Mas o que mais surpreende é como o filme mostra a presença desse estrangeiro: em vez de palavras de ordem e de uma política didática, o filme provoca um estranhamento, pois nunca sabemos muito bem as motivações desse estrangeiro, que permanece quase mudo, acontuado pelo fato de não conhecer bem o Português. Corpo da Paz é um filme lacunar, com amplas elipses, valorizadas pelo criativo trabalho de montagem de Diego Benevides, que busca um distanciamento do espectador por meio de um estilo rigoroso, quase minimalista, acentuado pela belíssima fotografia em preto-e-branco de Rodolpho de Barros, com poucas palavras, acentuado por um potente trabalho sonoro que complexifica essas relações (a importância do desenho sonoro como elemento de dramaturgia é uma vertente de toda a obra de Joel). A mise en scène nunca é meramente realista: exemplo disso é quando o estrangeiro bate duas pedras em suas mãos, e o som vai se amplificando, reverberando de formas misteriosas ao longo da paisagem do amplo sertão.

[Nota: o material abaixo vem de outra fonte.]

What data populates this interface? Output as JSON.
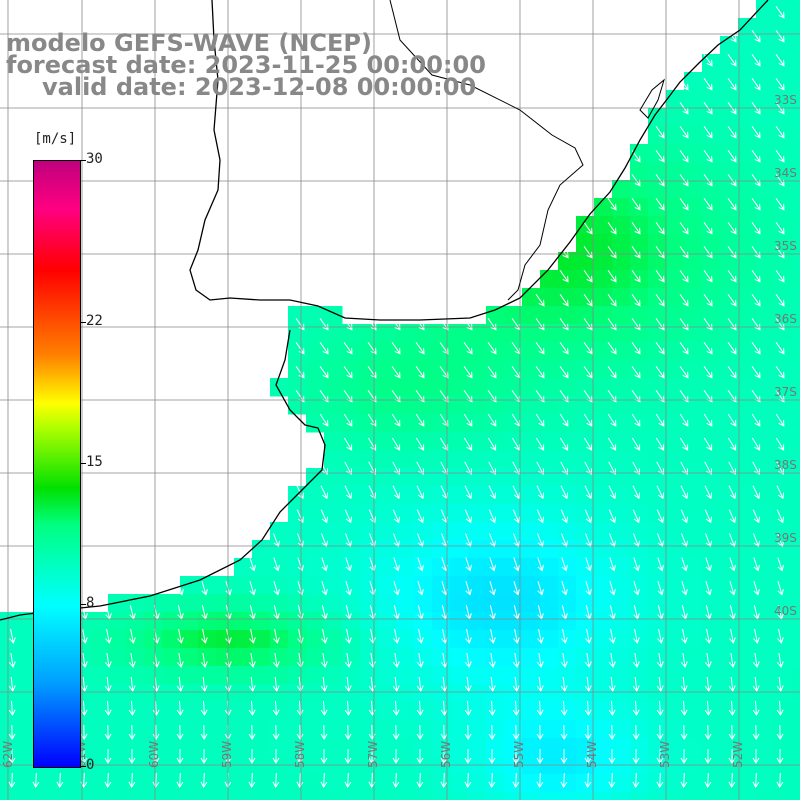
{
  "title": {
    "line1": "modelo GEFS-WAVE (NCEP)",
    "line2": "forecast date: 2023-11-25 00:00:00",
    "line3": "valid date: 2023-12-08 00:00:00"
  },
  "colorbar": {
    "unit": "[m/s]",
    "ticks": [
      {
        "label": "30",
        "value": 30
      },
      {
        "label": "22",
        "value": 22
      },
      {
        "label": "15",
        "value": 15
      },
      {
        "label": "8",
        "value": 8
      },
      {
        "label": "0",
        "value": 0
      }
    ],
    "min": 0,
    "max": 30
  },
  "lon_labels": [
    "62W",
    "61W",
    "60W",
    "59W",
    "58W",
    "57W",
    "56W",
    "55W",
    "54W",
    "53W",
    "52W",
    "51W"
  ],
  "lat_labels": [
    "33S",
    "34S",
    "35S",
    "36S",
    "37S",
    "38S",
    "39S",
    "40S"
  ],
  "wind_field": {
    "variable": "wind speed",
    "units": "m/s",
    "direction": "from north-east towards south-west (arrows)",
    "max_region": "Rio de la Plata estuary / offshore Uruguay ~13-14 m/s",
    "min_region": "south-central offshore ~7 m/s"
  },
  "colors": {
    "title": "#888888",
    "coast": "#000000",
    "grid": "#888888",
    "arrow": "#ffffff",
    "land": "#ffffff"
  }
}
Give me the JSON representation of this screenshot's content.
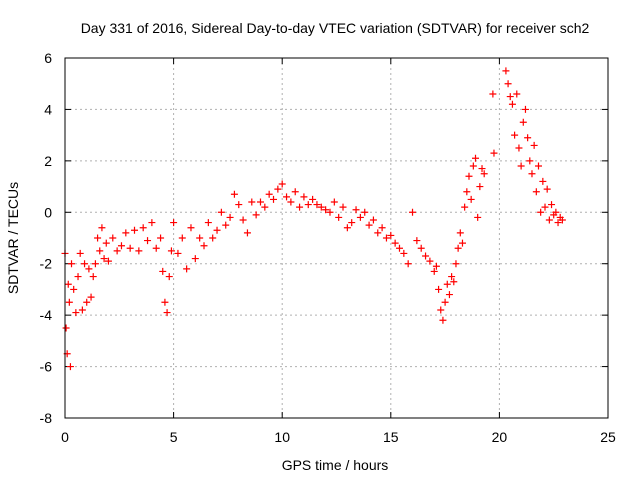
{
  "chart_data": {
    "type": "scatter",
    "title": "Day 331 of 2016, Sidereal Day-to-day VTEC variation (SDTVAR) for receiver sch2",
    "xlabel": "GPS time / hours",
    "ylabel": "SDTVAR / TECUs",
    "xlim": [
      0,
      25
    ],
    "ylim": [
      -8,
      6
    ],
    "x_ticks": [
      0,
      5,
      10,
      15,
      20,
      25
    ],
    "y_ticks": [
      -8,
      -6,
      -4,
      -2,
      0,
      2,
      4,
      6
    ],
    "grid": true,
    "marker": "+",
    "marker_color": "#ff0000",
    "series": [
      {
        "name": "SDTVAR",
        "x": [
          0.0,
          0.05,
          0.1,
          0.15,
          0.2,
          0.25,
          0.3,
          0.4,
          0.5,
          0.6,
          0.7,
          0.8,
          0.9,
          1.0,
          1.1,
          1.2,
          1.3,
          1.4,
          1.5,
          1.6,
          1.7,
          1.8,
          1.9,
          2.0,
          2.2,
          2.4,
          2.6,
          2.8,
          3.0,
          3.2,
          3.4,
          3.6,
          3.8,
          4.0,
          4.2,
          4.4,
          4.5,
          4.6,
          4.7,
          4.8,
          4.9,
          5.0,
          5.2,
          5.4,
          5.6,
          5.8,
          6.0,
          6.2,
          6.4,
          6.6,
          6.8,
          7.0,
          7.2,
          7.4,
          7.6,
          7.8,
          8.0,
          8.2,
          8.4,
          8.6,
          8.8,
          9.0,
          9.2,
          9.4,
          9.6,
          9.8,
          10.0,
          10.2,
          10.4,
          10.6,
          10.8,
          11.0,
          11.2,
          11.4,
          11.6,
          11.8,
          12.0,
          12.2,
          12.4,
          12.6,
          12.8,
          13.0,
          13.2,
          13.4,
          13.6,
          13.8,
          14.0,
          14.2,
          14.4,
          14.6,
          14.8,
          15.0,
          15.2,
          15.4,
          15.6,
          15.8,
          16.0,
          16.2,
          16.4,
          16.6,
          16.8,
          17.0,
          17.1,
          17.2,
          17.3,
          17.4,
          17.5,
          17.6,
          17.7,
          17.8,
          17.9,
          18.0,
          18.1,
          18.2,
          18.3,
          18.4,
          18.5,
          18.6,
          18.7,
          18.8,
          18.9,
          19.0,
          19.1,
          19.2,
          19.3,
          19.7,
          19.75,
          20.3,
          20.4,
          20.5,
          20.6,
          20.7,
          20.8,
          20.9,
          21.0,
          21.1,
          21.2,
          21.3,
          21.4,
          21.5,
          21.6,
          21.7,
          21.8,
          21.9,
          22.0,
          22.1,
          22.2,
          22.3,
          22.4,
          22.5,
          22.6,
          22.7,
          22.8,
          22.9
        ],
        "y": [
          -1.6,
          -4.5,
          -5.5,
          -2.8,
          -3.5,
          -6.0,
          -2.0,
          -3.0,
          -3.9,
          -2.5,
          -1.6,
          -3.8,
          -2.0,
          -3.5,
          -2.2,
          -3.3,
          -2.5,
          -2.0,
          -1.0,
          -1.5,
          -0.6,
          -1.8,
          -1.2,
          -1.9,
          -1.0,
          -1.5,
          -1.3,
          -0.8,
          -1.4,
          -0.7,
          -1.5,
          -0.6,
          -1.1,
          -0.4,
          -1.4,
          -1.0,
          -2.3,
          -3.5,
          -3.9,
          -2.5,
          -1.5,
          -0.4,
          -1.6,
          -1.0,
          -2.2,
          -0.6,
          -1.8,
          -1.0,
          -1.3,
          -0.4,
          -1.0,
          -0.7,
          0.0,
          -0.5,
          -0.2,
          0.7,
          0.3,
          -0.3,
          -0.8,
          0.4,
          -0.1,
          0.4,
          0.2,
          0.7,
          0.5,
          0.9,
          1.1,
          0.6,
          0.4,
          0.8,
          0.2,
          0.6,
          0.3,
          0.5,
          0.3,
          0.2,
          0.1,
          0.0,
          0.4,
          -0.2,
          0.2,
          -0.6,
          -0.4,
          0.1,
          -0.2,
          0.0,
          -0.5,
          -0.3,
          -0.8,
          -0.6,
          -1.0,
          -0.9,
          -1.2,
          -1.4,
          -1.6,
          -2.0,
          0.0,
          -1.1,
          -1.4,
          -1.7,
          -1.9,
          -2.3,
          -2.1,
          -3.0,
          -3.8,
          -4.2,
          -3.5,
          -2.8,
          -3.2,
          -2.5,
          -2.7,
          -2.0,
          -1.4,
          -0.8,
          -1.2,
          0.2,
          0.8,
          1.4,
          0.5,
          1.8,
          2.1,
          -0.2,
          1.0,
          1.7,
          1.5,
          4.6,
          2.3,
          5.5,
          5.0,
          4.5,
          4.2,
          3.0,
          4.6,
          2.5,
          1.8,
          3.5,
          4.0,
          2.9,
          2.0,
          1.5,
          2.6,
          0.8,
          1.8,
          0.0,
          1.2,
          0.2,
          0.9,
          -0.3,
          0.3,
          -0.1,
          0.0,
          -0.4,
          -0.2,
          -0.3
        ]
      }
    ]
  }
}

Em paralelo a esse enredo, vemos o cotidiano do menino Teobaldo, uma criança que vive em uma típica família do interior paraibano: o pai, ausente; a mãe, reprimida pela Igreja. Teobaldo tem seus desejos sexuais de autodescoberta do seu corpo reprimidos pela visão tradicional da Igreja, que busca adestrar corpos e mentes. Ao mesmo tempo, tudo se transforma quando seu irmão mais velho chega da cidade – e percebemos que o irmão vem participando da luta política contra a ditadura. Joel, num recurso autobiográfico, mostra como a praga do algodão não é suficiente para amordaçar o potencial de um jovem comunista, que está ali a desabrochar. Ainda que o algodão sucumba, há algo ali a desabrochar: o espírito de um jovem comunista. A libderdade está na expansão do desejo de corpos e mentes, para além das instituições repressoras (o estrangeirismo, a Igreja, a família).

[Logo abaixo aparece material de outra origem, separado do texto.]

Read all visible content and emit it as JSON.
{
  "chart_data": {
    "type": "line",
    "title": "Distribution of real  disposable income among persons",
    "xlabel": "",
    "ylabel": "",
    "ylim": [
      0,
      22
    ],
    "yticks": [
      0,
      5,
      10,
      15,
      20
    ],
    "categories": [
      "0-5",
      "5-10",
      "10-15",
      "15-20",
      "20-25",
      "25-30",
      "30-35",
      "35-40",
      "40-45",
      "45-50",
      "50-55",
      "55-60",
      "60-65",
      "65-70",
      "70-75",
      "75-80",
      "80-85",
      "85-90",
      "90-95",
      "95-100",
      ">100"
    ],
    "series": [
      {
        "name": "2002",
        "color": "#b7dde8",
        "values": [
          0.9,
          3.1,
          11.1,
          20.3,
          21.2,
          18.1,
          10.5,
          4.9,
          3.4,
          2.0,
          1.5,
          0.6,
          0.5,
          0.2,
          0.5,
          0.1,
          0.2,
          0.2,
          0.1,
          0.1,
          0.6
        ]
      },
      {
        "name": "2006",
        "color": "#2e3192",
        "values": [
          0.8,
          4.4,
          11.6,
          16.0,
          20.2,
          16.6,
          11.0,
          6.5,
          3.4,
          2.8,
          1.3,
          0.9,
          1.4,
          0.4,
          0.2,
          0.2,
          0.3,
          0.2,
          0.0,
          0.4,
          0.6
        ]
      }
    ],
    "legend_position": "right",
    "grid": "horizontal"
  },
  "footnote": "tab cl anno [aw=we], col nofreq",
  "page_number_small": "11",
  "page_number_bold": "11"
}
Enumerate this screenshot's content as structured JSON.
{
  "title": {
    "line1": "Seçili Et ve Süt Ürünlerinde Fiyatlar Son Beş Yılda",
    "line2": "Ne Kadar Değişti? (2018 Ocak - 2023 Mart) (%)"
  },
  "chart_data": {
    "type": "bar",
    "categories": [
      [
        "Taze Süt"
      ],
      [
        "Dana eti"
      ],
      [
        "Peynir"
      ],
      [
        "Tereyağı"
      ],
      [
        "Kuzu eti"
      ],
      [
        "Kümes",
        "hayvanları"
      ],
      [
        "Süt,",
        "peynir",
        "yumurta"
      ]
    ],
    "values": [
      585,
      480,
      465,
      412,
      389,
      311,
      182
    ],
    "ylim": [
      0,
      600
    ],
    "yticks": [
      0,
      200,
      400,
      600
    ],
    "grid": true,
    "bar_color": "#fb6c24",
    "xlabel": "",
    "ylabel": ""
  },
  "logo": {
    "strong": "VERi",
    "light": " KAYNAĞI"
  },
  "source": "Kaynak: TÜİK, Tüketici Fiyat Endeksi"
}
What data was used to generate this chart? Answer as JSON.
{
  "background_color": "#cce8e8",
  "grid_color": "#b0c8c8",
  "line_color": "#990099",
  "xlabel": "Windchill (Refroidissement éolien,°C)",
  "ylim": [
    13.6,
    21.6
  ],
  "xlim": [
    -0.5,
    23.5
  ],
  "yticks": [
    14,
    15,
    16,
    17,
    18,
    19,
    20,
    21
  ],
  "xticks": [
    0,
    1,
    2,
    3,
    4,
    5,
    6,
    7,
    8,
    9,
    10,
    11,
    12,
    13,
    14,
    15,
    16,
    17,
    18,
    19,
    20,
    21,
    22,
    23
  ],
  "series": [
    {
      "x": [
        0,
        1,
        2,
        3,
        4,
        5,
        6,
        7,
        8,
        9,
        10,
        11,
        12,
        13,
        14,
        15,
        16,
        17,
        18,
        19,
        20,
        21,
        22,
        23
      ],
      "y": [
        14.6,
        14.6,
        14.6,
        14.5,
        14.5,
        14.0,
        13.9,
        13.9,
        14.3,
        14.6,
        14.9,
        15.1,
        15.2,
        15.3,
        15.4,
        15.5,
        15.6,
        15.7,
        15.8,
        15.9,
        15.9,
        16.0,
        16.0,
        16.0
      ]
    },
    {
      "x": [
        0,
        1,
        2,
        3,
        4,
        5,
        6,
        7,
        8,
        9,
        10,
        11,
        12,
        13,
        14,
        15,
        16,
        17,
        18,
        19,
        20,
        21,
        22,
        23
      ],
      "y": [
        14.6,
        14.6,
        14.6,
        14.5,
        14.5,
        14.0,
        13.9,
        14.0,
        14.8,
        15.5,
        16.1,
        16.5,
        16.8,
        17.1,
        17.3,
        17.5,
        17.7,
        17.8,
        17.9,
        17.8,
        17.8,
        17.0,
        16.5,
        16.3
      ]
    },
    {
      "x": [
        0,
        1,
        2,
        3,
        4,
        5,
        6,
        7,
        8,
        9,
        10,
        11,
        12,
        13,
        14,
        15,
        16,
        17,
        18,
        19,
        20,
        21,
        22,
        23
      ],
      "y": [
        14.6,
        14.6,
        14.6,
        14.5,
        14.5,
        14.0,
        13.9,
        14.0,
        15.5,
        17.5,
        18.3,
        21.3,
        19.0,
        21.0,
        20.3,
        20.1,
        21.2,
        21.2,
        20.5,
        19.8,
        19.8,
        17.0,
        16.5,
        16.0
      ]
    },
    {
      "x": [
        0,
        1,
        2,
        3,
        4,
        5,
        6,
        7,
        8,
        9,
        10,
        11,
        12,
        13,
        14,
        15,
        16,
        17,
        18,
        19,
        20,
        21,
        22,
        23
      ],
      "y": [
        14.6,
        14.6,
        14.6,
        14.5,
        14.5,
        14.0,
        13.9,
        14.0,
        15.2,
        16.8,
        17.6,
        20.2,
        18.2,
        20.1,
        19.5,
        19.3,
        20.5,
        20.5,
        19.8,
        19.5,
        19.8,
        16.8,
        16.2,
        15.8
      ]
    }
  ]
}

Do voluntariado americano ao bicudo: quando história e política se entrelaçam
A sequência final é bastante sugestiva: o menino se vinga do americano plantando uma armadilha, em frente à Igreja. Essa brincadeira de criança se torna uma aventura revolucionária. Vemos a situação no extracampo, pelos olhos da criança. Teobaldo já pode brincar com seu amigo e plantar armadilhas para o inimigo. E de repente o filme acaba, deixando o espectador atônito. Alguns espectadores presentes se queixaram da falta de um ato final que amarasse as duas pontas. Mas creio que o mérito do filme é justamente esse: acabar o filme na tomada de consciência do menino, independentemente do futuro desse americano. A atualidade dessa reflexão sobre o americanismo no Brasil de hoje é surpreendente, uma vez que o projeto do filme foi amadurecido durante muitos anos. A isso dá-se o nome de sincronicidade histórica.
A meu ver, apenas uma ressalva mais direta: a cena em que Corpo da paz retrata a tortura do estudante. Para um filme com tantas elipses e sutilezas, creio ser desnecessária a cena em que a tortura é apresentada de forma explícita. Pois acredito que o foco do filme não é a tortura, mas sim as projeções da luta no imaginário do menino Teobaldo.